Een alleenreizende Duitse buurman (70 jaar oud) van schuin
achter was verlegen om een praatje en na een babbel van een uurtje (verhouding:
hij 90 % aan het woord en ik de rest) nodigde hij me uit om vis te gaan eten
bij Pépé. Geen zin om het verhaal over het Wirtschaftswunder nog een keer aan
te horen, dus “Ich mag kein Fisch” was voldoende om hem alleen naar Pépé te
laten vertrekken. Yep, stugge Nederlander, ik weet het. Later op de dag weer
spetters, de Spaanse boeren hier zullen er blij mee zijn. Het tweede boek van
Karin Anema (Mexicaanse sneeuw) ook uit, aanrader!
zondag 4 maart: @
palomares
Het laatste dagje hier op deze camping. Heb een beetje
geproefd aan het idee van overwinteren: eigenlijk de dagen vullen met bijna niks
en dat bijna niks is dan weer geheel afhankelijk van het weer. Toen ik
vanmorgen om kwart over acht onder het dekbed vandaan kwam stond de
binnenthermometer op 12,4. Nadat de koffie was gezet en het zonnetje even zijn
werk had gedaan was het al 13,8. Het gekke is: het is niet echt koud. In
Nederland zou ik al lang de cv een hengst gegeven hebben, hier weet je dat
stoken eigenlijk geen zin heeft: over een uurtje is het al een stuk warmer. Een
paar Sudokuutjes op het tablet (heb ik geen internetverbinding voor nodig) deed
de koffie beter wegglijden.
Vanmorgen geen ontbijtje buiten, iets ander weer dan
gisteren.

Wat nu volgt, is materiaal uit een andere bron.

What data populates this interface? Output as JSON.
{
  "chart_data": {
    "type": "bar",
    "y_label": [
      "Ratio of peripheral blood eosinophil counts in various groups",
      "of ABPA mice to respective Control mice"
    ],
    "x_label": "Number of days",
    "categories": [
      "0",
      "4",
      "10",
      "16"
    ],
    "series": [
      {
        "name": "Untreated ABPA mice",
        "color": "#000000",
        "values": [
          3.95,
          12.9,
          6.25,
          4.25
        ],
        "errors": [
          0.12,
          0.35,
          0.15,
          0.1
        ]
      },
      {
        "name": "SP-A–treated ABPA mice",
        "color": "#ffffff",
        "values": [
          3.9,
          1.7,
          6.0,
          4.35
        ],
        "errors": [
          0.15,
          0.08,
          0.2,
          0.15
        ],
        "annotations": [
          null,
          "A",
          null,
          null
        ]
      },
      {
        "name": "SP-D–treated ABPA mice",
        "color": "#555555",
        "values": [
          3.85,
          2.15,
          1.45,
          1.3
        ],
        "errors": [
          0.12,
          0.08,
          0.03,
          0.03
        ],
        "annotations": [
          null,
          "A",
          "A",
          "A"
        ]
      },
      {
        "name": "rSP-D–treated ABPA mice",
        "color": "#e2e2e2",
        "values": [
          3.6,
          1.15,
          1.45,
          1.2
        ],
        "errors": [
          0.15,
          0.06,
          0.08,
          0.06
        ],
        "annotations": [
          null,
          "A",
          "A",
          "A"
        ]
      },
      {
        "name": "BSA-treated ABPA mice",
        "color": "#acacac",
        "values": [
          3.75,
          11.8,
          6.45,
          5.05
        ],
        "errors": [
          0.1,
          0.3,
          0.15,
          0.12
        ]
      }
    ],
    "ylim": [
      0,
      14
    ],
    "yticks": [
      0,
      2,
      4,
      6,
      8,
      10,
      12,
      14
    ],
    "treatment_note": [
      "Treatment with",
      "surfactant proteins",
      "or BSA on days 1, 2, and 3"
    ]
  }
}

Pas later in de week kan de korte broek weer aan. Opvallend is dat
hier in Andalusië veel campers “wild” staan: op stranden, in baaitjes en zelfs
in het centrum van Vera Playa, terwijl er toch overal borden staan dat het niet
mag. Of de borden bedoelen dat je niet mag kamperen, maar wel parkeren?